A speculative reason for this shift toward mobile is increased consumer satisfaction with smartphones, as 61 percent of smartphone users are satisfied with information retrieved via their device, up from 59 percent in 2013.
The biggest reasons for consumer dissatisfaction, according to the study, included too little information, lagging connections, and small screens. However, it is important to note that two of the three can be at-least partly controlled by the users.
Up-to-date data shows that smartphone site visits currently total 10.6 billion, compared to 5.8 billion via desktop. Device usage varies by search category and by time of day. Substantial spikes for restaurants happened after standard business hours, near dinner.
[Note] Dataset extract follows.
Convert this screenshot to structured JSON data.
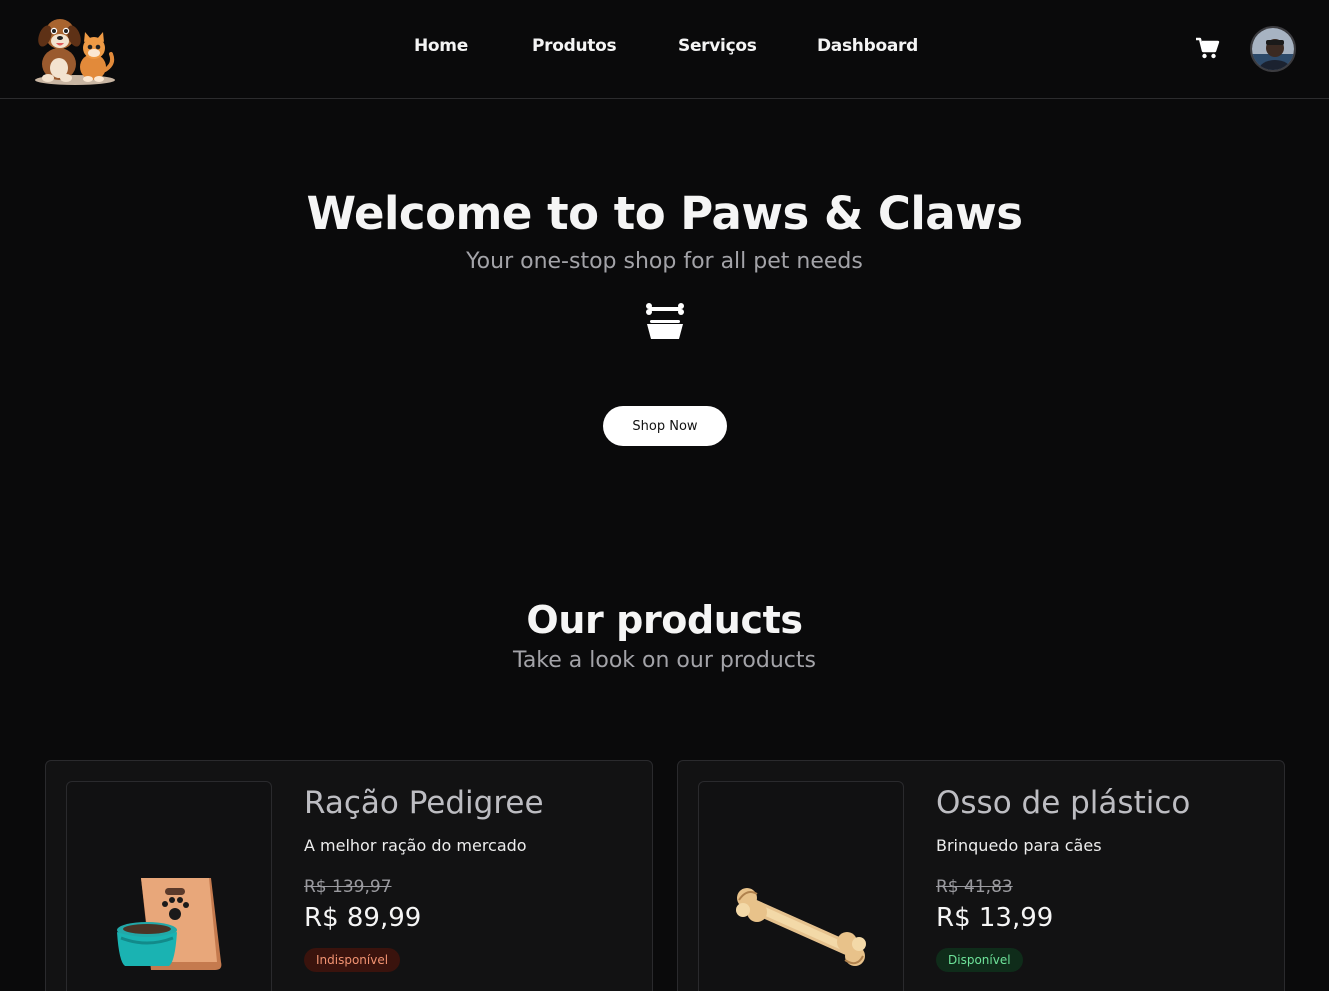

Over 40 percent of consumers stated that mobile ads as the biggest factor in retrieving information. This, in sharp contrast to print advertising, where just 5 percent of consumers cited it as the most important.
More than 40 percent of consumers cited mobile as the most important media source for information. Illustrating the slow death of print publishing, only 5 percent cited print media as the most important.
How Consumers Make Buying Decisions Via Mobile
For the categories studies, the majority of mobile users preferred to browse and search via their smartphone rather than desktop. Locations and phone numbers were most sought and 73 percent of consumers said that a local number, rather than a toll free number, is preferred.
Retail showed signs of improvement, as smartphones became a more vital shopping device, up to 29 percent this year, compared to 26 percent in 2013. Of the participants, one in four stated they use their mobile device through the entire shopping process, beginning with research, continuing on through comparisons, to purchase.
The most important features or information sought by the participants were a mix of such things as easily found contact information, discount coupons, as well as positive reviews. Ultimately, there were three factors which lead to conversion, which include price, brand, and locality.